Er versucht, leise zu sein, aber seine Schuhe klackern leise auf den Stufen. Durch die Glastüren dringt kein Licht, also rufe ich endlich leise seinen Namen. Er bleibt mitten auf der Treppe stehen und schaut mich wie erstarrt an. Ehrlich gesagt habe ich ihn noch nie so erschrocken gesehen. Ich hatte ihn eindeutig überrumpelt, was mich stolz machen würde, wenn die Situation nicht so ernst wäre.

,,Kannst du mir sagen, was zum Teufel du hier machst?", frage ich mürrisch. Er sieht mich nur an und schüttelt den Kopf.

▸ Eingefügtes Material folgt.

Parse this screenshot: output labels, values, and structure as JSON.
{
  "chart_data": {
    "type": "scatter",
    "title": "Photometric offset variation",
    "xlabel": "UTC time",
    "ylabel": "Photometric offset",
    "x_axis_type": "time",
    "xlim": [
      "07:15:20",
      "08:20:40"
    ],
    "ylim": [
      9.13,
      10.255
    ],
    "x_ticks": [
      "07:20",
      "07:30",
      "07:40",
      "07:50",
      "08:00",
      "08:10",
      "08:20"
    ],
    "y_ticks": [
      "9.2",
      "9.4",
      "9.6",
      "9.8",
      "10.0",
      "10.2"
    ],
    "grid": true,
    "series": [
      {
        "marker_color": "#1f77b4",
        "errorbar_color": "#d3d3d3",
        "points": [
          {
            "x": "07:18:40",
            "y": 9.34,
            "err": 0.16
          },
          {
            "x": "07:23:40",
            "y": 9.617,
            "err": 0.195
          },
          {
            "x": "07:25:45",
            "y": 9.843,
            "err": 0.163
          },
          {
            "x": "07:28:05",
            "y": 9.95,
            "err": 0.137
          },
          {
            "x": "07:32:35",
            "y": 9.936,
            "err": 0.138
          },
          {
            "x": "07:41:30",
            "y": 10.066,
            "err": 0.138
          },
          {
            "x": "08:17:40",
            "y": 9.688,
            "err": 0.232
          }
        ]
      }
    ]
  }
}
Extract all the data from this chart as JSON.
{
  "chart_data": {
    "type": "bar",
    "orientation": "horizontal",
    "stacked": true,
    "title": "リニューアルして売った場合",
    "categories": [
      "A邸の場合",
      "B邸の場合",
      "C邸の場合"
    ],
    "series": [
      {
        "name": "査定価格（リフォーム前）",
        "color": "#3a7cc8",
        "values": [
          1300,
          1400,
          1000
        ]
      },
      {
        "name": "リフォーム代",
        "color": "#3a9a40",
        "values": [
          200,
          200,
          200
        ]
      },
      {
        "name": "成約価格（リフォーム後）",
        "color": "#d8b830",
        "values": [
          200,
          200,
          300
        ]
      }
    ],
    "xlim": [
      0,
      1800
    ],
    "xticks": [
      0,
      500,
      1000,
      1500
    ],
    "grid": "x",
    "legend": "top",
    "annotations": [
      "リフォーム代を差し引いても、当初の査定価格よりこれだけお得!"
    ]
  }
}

,,Kian", seufze ich und steige die letzten Stufen hinauf, um direkt unter ihm stehen zu bleiben. 

,,Bitte sprich mit mir."

,,Ich kann nicht."

,,Kannst du nicht oder willst du nicht?"

,,Ich kann nicht."

,,Dann versuche es, ich will dir helfen", sage ich sanft und greife nach seiner Hand. Er drückt sie, macht aber keine Anstalten, sich zu bewegen.

,,Das kannst du nicht, fürchte ich. Und ich will auch nicht, dass du hier bist", sagt er abweisend. Ich nicke langsam, wenn er mich dabei haben wollte, hätte er mich gefragt, da er es nicht getan hat, hatte ich schon damit gerechnet, dass er es nicht wollte.

,,Da hast du leider Pech gehabt, denn ich werde bleiben, egal was du vorhast."

,,Linea, mach es mir nicht unnötig schwer", seufzte er.

,,Rede mit mir."

,,Mache ich das nicht schon?", fragt er bedrängt. Ich schüttle den Kopf und nehme die letzte Stufe, um auf einer Stufe mit ihm zu stehen.

,,Eigentlich redest du nie wirklich ehrlich mit mir, vielleicht wäre jetzt ein guter Zeitpunkt, damit anzufangen."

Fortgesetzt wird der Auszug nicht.